À quelles architectures informatiques des industriels s'attaquent les cyberattaquants ?
Les entreprises de l'industrie 4.0 sont particulièrement vulnérables. Les attaquants ciblent principalement les architectures connectées à Internet, en particulier celles utilisant des systèmes d'automatisation et des objets connectés. Ils recherchent des points d'entrée, et une fois qu'ils accèdent à un système, ils peuvent se propager à d'autres parties de l'infrastructure.
Lorsqu'on parle des industriels, on évoque l'attaque des Scada (systèmes de contrôle et d’acquisition de données en temps réel, ndlr), mais de mon expérience, j'ai constaté que les attaques ne ciblent pas directement ces systèmes car ils sont complexes en raison de leurs systèmes propriétaires. Cependant, les entreprises utilisant un Scada peuvent être bloquées car d'autres parties de leur infrastructure peuvent être attaquées, la plus facile étant le poste qui commande ce système.
Il est donc crucial de sécuriser non seulement le périmètre de l'entreprise, mais aussi les dispositifs personnels, tels que les téléphones des employés et les objets connectés. Les employés peuvent être la première cible d'attaques pour obtenir des mots de passe exploitables, permettant ainsi aux attaquants de pénétrer jusqu'au système de production.
Comment le laboratoire de haute sécurité (LHS) du Loria répond-il à ces menaces ?
Le Loria, en particulier le LHS, joue un rôle crucial dans l'accompagnement des industriels et des services gouvernementaux pour faire face aux menaces de cyberattaque. Notre principale mission est de mener des recherches fondamentales en cybersécurité, en explorant des pistes qui n'ont pas nécessairement de retour financier immédiat.
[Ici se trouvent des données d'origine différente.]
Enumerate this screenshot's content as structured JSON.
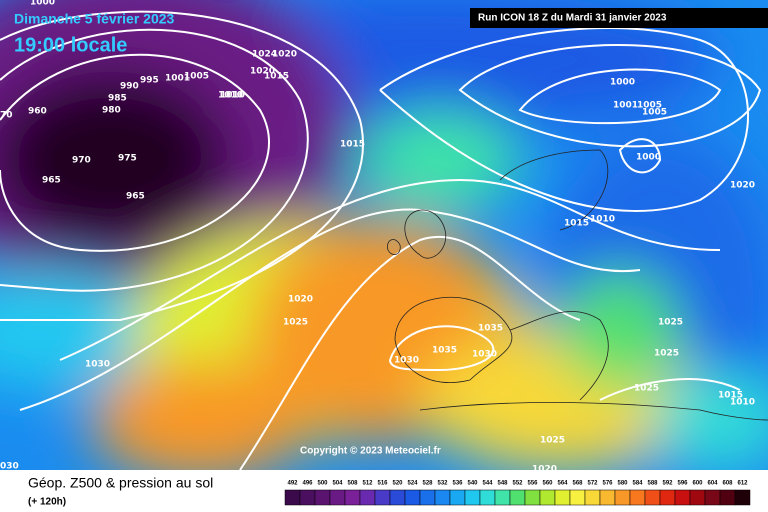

En France, il existe peu de laboratoires travaillant sur les programmes malveillants, et nous étions parmi les premiers à évoquer l'importance de la recherche dans ce domaine. Notre succès réside aujourd'hui dans notre capacité à faire de cette problématique un sujet de recherche majeur. Nous développons des outils d'analyse des programmes malveillants, des méthodes de détection des attaques, dont la plus récente est l'analyse morphologique, commercialisée par les logiciels de Cyber-Detect.
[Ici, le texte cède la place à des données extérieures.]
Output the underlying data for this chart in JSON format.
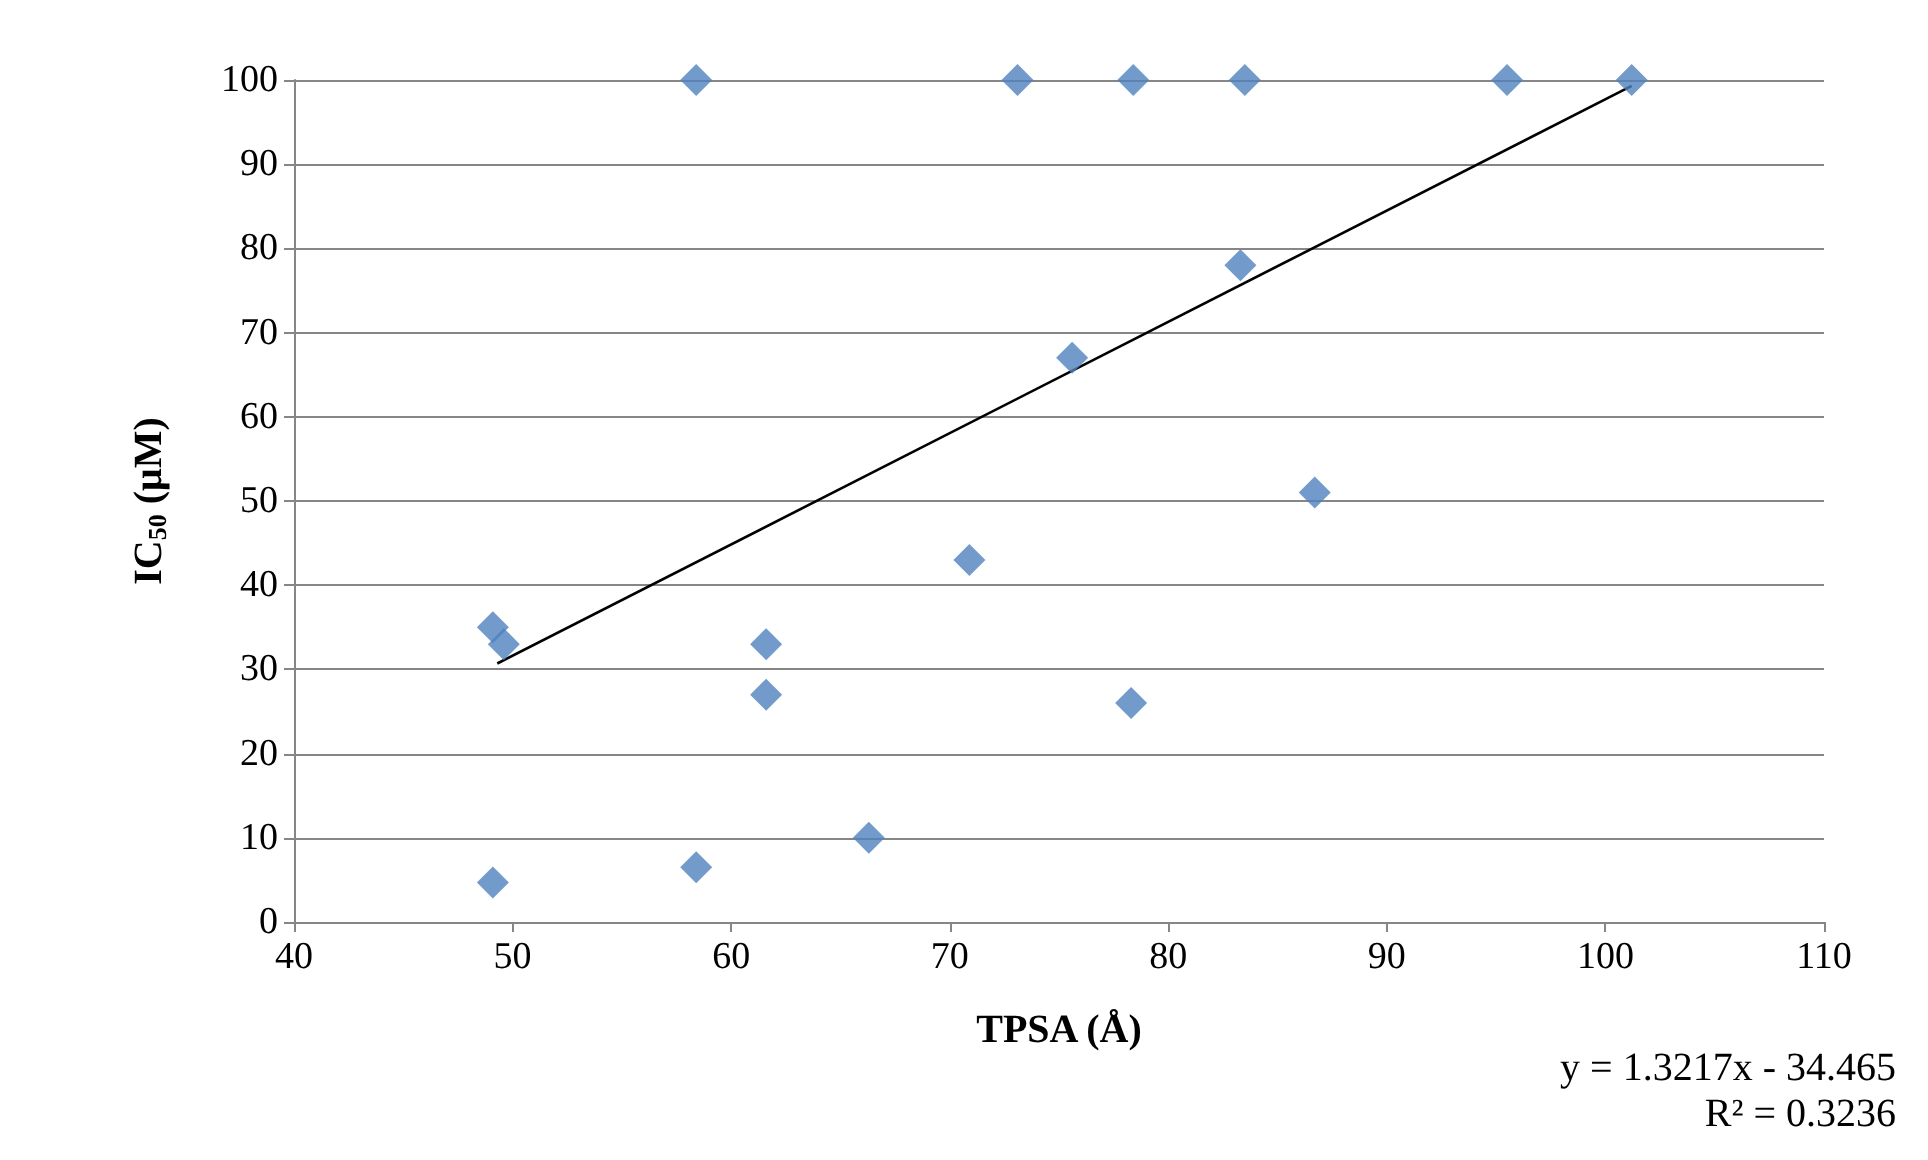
{
  "chart_data": {
    "type": "scatter",
    "xlabel": "TPSA (Å)",
    "ylabel": "IC$_{50}$ (μM)",
    "xlim": [
      40,
      110
    ],
    "xticks": [
      40,
      50,
      60,
      70,
      80,
      90,
      100,
      110
    ],
    "ylim": [
      0,
      100
    ],
    "yticks": [
      0,
      10,
      20,
      30,
      40,
      50,
      60,
      70,
      80,
      90,
      100
    ],
    "grid": "y",
    "marker": "diamond",
    "series": [
      {
        "type": "scatter",
        "color": "#4f81bd",
        "x": [
          58.4,
          73.1,
          78.4,
          83.5,
          95.5,
          101.2,
          83.3,
          75.6,
          86.7,
          70.9,
          49.1,
          49.6,
          61.6,
          61.6,
          78.3,
          66.3,
          58.4,
          49.1
        ],
        "values": [
          100,
          100,
          100,
          100,
          100,
          100,
          78,
          67,
          51,
          43,
          35,
          33,
          33,
          27,
          26,
          10,
          6.5,
          4.7
        ]
      },
      {
        "type": "line",
        "color": "#000000",
        "marker": "none",
        "x": [
          49.3,
          101.2
        ],
        "values": [
          30.7,
          99.3
        ]
      }
    ],
    "annotations": [
      "y = 1.3217x - 34.465",
      "R² = 0.3236"
    ]
  }
}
Cette approche combine des techniques d'informatique fondamentale et d'apprentissage automatique pour détecter les comportements malveillants en examinant les liens entre les fonctionnalités d'un programme, aidant ainsi les industriels à détecter rapidement les cyberattaques et les risques d'intrusion dans leurs systèmes.
Le Loria a annoncé le 25 octobre un nouveau projet appelé le DefMal. Quel est son objectif ?
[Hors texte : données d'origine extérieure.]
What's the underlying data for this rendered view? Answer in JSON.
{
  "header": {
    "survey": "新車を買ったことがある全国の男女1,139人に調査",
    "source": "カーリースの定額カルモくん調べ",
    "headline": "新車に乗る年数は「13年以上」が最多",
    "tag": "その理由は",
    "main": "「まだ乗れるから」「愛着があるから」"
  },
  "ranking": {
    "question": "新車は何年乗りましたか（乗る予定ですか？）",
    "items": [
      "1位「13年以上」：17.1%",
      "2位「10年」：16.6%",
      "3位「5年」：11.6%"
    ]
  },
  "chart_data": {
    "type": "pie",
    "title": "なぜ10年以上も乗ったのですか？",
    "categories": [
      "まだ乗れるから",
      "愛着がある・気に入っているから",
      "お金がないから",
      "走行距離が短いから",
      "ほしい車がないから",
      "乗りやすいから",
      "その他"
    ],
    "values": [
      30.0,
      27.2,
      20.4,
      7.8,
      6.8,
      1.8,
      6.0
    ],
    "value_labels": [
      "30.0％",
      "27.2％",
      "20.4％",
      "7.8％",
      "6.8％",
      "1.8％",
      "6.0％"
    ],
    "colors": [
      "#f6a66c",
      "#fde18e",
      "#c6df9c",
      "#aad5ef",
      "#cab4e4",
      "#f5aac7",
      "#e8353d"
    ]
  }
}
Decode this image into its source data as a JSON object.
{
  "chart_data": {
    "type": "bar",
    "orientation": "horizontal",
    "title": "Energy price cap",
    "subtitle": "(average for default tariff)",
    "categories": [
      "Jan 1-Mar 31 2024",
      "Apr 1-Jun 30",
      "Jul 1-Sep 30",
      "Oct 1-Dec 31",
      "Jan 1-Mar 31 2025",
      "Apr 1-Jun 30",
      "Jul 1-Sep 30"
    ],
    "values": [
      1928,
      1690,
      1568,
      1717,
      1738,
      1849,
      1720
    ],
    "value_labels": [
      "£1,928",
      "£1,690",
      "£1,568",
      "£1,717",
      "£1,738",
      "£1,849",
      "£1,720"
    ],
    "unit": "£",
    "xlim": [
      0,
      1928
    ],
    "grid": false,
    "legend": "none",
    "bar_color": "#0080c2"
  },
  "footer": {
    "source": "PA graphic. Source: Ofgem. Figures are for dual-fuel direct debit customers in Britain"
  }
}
Nous travaillons depuis un an sur le projet DefMal (Défense contre les programmes malveillants), avec un budget de 5 millions d'euros échelonné sur six ans dans le cadre du programme de recherche (PEPR) en cybersécurité. Ce projet vise à développer de nouvelles méthodes d'analyse et de défense face aux malwares dans une approche interdisciplinaire à travers une plateforme d'échange.
En collaboration avec des partenaires académiques tels que Centrale Supelec, le CEA, le Cnrs, Eurecom et l'Inria, nous cherchons notamment à créer de nouvelles méthodes pour aider les analystes à réaliser des tâches de rétro-conception d'artefacts malveillants, à caractériser les attaques et à développer des outils de prédiction des cyberattaques. L’enjeu est de détecter les logiciels malveillants avant qu’ils ne passent à l’attaque.
Quels sont les futurs axes de recherche que le LHS entend explorer ?
Au LHS nous projetons de travailler sur le blanchiment d'argent lié aux cyberattaques en collaboration avec des économistes et des forces de l'ordre européennes. Nous explorons également l'aspect offensif de la cybersécurité. Notre objectif est de comprendre les signaux faibles et d'anticiper les nouvelles tendances pour contrer les cybercriminels.